それから、アカサビさんと侭さんによる過去の武勇伝自慢が始まったけれど、それを聞いていて、ふとあることを思い出した。
ああ、そうだ。
ぼく、この二人のパンチ両方受けたことあるんだ。しかも、結構シリアスな場面で。
いやー、このモンスター級の二人相手によく生きてたって自分のしぶとさを誉めてあげたいくらいだよ。
ああでもないこうでもないと騒ぐメンバーを俯瞰で見ていたぼくは、隣でもくもくとアイスを頬張る美香ちゃんに目をやった。
そして、思わず「ちょっと美香ちゃんっ」と声を荒げてしまう。
美香ちゃんは、食べることに夢中になるあまり、コートの胸のあたりがチョコレートアイスでべっとり汚れてしまっていた。
「ほらっ、こっち来て。汚れ落とさないと」
手を引いて急いでお手洗いに連れて行くぼく。男女それぞれに個室が一個ずつ用意されていて、その通路の突き当たりに、兼用の手洗い場が一個設けられている。ぼくはテーブルから持ってきたお手拭きを水で濡らし、彼女の胸の辺りを拭きながら言う。
「ほら、上着脱いで」
そんな善意のつもりで言った言葉に、美香ちゃんは「イヤッ」と大袈裟なくらい拒否反応を示し、そっぽ向いた。
「なんでよ。脱いでくれないと汚れ落とせないって。早くしないと落ちなくなるよ? 店の中、暖房効いてるから寒くないでしょう?」
ほら、と言って手を突きだし、上着を差し出すように示す。
だが、美香ちゃんは「ふん」と鼻を鳴らし、ぼくのことを無視してくる。
菩薩のマクベで通っているぼくも、さすがにちょっと頭にきた。
少し強行手段に出る。
彼女の腕を掴むと、引き寄せて上着のファスナーを下げようとする。
すると美香ちゃんは、「変態っ!」と聞き捨てならないことを叫ぶ。
ぼくは慌てて「なんて人聞きの悪いこと言うんだっ」と強い口調でいさめる。
だけど実際、この状態を他人に見られた場合、誤解されることもあるかもしれないなーと、漠然と思いながら、手を離さないでいると、美香ちゃんはさらに強い力で暴れながら、「やめろ変態っ!」と言いながらまだ抵抗してくる。
こうなったら、ぼくも開きなおってやる。
「ああ、変態で結構。さあその上着を脱ぐんだ、ぐへへ!」
情感たっぷりにそう言った瞬間、背後でカタンとなにかが落ちる音がした。慌てて振り返り、ホールから御手洗いに続く狭い通路を見ると、そこにはスマホが落ちていた。そのすぐ側に、黒い女性物のブーツが見えた。
恐る恐る顔をあげたぼくは、まるで石化の呪いでも受けたみたいに思考すらも停止した。
そこには、驚きと怒りの入り交じった表情でぼくを見る、石神さんの姿があった。
どうして彼女がここに? という疑問よりも、ぼくの口から真っ先に出たのは言い訳の言葉だった。

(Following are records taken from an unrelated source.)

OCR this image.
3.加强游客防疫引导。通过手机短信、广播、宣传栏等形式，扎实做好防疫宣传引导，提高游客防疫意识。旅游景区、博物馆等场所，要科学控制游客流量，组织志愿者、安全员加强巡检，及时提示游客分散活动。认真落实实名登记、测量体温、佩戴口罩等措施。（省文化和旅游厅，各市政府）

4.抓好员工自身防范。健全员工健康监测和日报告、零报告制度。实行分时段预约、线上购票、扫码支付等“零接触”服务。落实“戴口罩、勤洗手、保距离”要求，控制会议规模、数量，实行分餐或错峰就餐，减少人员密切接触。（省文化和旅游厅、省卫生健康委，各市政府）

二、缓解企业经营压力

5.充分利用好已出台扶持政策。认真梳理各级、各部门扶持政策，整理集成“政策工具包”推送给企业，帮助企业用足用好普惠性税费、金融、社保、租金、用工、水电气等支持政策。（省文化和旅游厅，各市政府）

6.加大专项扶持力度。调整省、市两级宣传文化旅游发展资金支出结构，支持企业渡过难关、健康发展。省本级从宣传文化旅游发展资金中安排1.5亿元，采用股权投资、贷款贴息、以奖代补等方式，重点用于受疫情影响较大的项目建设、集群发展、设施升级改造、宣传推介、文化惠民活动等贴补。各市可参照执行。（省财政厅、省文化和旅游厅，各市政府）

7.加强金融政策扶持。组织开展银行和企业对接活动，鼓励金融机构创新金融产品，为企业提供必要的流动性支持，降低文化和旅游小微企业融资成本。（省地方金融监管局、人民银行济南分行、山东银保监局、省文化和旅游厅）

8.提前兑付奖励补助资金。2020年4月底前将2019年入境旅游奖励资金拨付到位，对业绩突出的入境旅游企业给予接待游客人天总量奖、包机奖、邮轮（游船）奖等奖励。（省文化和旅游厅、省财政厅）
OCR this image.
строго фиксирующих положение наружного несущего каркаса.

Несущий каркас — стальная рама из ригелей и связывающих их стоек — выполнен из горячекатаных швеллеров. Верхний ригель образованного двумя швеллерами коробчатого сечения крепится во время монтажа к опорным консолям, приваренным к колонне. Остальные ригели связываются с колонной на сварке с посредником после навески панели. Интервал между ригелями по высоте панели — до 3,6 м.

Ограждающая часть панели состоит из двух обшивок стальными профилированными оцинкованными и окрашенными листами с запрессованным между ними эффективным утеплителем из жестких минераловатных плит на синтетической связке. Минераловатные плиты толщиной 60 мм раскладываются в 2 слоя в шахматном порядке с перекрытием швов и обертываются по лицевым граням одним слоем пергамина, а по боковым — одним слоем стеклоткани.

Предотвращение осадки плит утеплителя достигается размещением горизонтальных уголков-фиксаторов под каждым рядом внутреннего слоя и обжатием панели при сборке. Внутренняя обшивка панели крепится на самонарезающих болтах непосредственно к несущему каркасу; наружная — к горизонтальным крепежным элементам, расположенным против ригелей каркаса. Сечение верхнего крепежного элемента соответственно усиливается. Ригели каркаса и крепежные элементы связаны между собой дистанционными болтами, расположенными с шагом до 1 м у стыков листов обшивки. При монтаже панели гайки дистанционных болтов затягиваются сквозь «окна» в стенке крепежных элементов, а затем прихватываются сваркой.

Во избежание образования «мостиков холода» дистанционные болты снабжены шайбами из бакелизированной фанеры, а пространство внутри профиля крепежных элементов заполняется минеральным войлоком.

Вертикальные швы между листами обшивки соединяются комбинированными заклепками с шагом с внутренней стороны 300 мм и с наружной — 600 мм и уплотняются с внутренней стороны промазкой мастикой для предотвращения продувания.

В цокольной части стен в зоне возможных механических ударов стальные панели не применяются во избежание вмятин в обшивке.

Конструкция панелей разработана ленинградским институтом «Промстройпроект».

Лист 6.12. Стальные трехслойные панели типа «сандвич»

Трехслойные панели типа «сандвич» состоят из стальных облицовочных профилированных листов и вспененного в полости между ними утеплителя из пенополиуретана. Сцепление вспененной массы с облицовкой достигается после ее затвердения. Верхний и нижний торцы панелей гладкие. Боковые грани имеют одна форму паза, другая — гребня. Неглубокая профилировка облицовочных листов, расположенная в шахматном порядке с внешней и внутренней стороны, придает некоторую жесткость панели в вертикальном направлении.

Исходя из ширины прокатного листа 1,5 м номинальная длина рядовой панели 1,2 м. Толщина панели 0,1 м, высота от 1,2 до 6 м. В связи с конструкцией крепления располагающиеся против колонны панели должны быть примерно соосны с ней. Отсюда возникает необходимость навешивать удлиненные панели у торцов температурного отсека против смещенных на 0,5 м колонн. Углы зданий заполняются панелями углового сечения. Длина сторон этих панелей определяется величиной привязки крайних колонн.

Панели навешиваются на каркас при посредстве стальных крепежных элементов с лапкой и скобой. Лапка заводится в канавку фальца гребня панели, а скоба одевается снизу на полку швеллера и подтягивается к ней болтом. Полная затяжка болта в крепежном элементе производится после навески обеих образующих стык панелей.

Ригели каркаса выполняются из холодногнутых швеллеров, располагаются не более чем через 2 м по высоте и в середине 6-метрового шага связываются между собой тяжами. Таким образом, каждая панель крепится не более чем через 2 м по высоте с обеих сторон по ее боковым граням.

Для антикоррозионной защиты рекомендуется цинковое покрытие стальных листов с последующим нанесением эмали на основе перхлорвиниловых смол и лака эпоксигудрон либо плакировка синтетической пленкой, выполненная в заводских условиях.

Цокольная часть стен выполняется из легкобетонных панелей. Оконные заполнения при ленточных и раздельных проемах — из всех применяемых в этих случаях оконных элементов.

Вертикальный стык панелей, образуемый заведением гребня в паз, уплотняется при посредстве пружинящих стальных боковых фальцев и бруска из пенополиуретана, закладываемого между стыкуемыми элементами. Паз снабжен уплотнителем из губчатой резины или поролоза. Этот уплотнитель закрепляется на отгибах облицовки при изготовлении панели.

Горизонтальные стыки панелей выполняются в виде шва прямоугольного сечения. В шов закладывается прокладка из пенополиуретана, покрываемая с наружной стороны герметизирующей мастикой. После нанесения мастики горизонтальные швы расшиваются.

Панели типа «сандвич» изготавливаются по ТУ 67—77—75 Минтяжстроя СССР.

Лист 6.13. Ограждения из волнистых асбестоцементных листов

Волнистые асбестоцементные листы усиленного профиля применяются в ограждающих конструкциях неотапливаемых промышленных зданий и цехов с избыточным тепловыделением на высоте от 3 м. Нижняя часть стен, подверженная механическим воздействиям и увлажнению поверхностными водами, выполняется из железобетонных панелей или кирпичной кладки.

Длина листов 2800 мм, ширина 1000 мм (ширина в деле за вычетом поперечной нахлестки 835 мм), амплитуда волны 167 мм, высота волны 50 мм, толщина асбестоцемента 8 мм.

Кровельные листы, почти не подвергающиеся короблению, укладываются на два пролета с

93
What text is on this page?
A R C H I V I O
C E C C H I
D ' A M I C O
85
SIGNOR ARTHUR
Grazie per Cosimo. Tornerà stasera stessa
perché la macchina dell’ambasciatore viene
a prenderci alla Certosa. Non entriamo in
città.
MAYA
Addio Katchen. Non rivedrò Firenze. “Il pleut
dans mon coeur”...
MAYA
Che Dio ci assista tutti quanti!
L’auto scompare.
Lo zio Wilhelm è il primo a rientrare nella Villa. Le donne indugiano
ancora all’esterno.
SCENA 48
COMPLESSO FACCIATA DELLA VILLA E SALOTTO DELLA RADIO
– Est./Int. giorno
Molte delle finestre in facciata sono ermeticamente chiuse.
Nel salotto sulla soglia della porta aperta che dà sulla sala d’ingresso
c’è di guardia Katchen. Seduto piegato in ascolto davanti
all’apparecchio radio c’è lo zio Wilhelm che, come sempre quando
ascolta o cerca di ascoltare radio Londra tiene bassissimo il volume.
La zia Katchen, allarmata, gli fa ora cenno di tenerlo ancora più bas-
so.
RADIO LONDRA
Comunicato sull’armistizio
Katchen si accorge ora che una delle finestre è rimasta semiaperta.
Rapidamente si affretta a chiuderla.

「違うんだよ石神さん。これには風の谷よりも深い訳があるんだ!」
なぜ言い訳が真っ先に出てきたかと言うと、彼女がツカツカとその距離を詰めながら、右腕を振り上げていたからだ。
そして、すぐ目の前にまで来た石神さんは、「問答無用っ!」と言って、その振り上げた拳をぼくの顔面に叩き込んだ。拳、つまりグーパンだ。
地面に倒れ込むさなか、スローモーションの景色の中で、ぼくは思った。
第一回、最強王者決定戦。アカサビさんや侭さんよりも、石神さんがぼくにとっては、一番強いんじゃないかって思ったよ。